I'm determined to turn my M around, but I'm tired, and its time to start taking care of Rachael too.
I said on my thread that I want and need peace.
It's been two yrs of total hell for me. Suicide thoughts, missing work, aniety TOTALLY out of control, panic attacks, my health basically went to hell from all the stress. I've almost got that back thank goodness, but it's been a long uphill climb for every little thing I've gained. I will have to fight anxiety for maybe the rest of my life.
Somewhere, somehow, I'm starting to build confidence that I'm going to be ok.(((((WOW)))))) I'm still afraid, but not every single minute of every single day like I was.
Being alone does not terrify me like it did.
I still don't much care for it, but I guess ya learn to live with it.
Point is to DBer's reading this is: THIS IS A PROCESS!!! You will not do everything right no matter how determined you are.
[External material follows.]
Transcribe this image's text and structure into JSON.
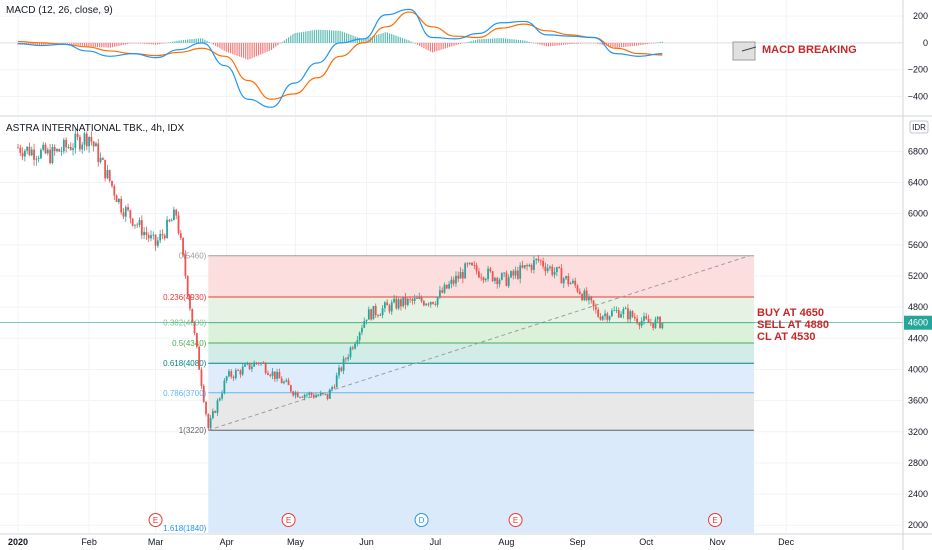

It will take you a long time to forgive and you'll never forget it. It will feel hopeless, but it's not.
There will be so many ups and downs you'll feel dizzy from it. Set your mind on your goal and keep striving to reach it no matter what happens.
We all have to go through it. There's no way around it.
This is by far the hardest thing I've ever had to do, and the most painful as well.
I see a little light at the end of this LONG tunnel. It drives me to keep going.
Some day I believe I'll be where you are T2, because I can see the baby steps we're taking. I also know the power of my determination, and unless he just flat leaves me, (I think he would have done that by now) I have to believe we'll get through this.
I've got alot of people on here to thank for thier support.
We hold each other up-this is a powerful support network.
To those starting the process-you will have to ultimately have to fine what works for you and your M, but LISTEN to the people on this bb. SO many times I didn't and I would probably be alot further along if I had.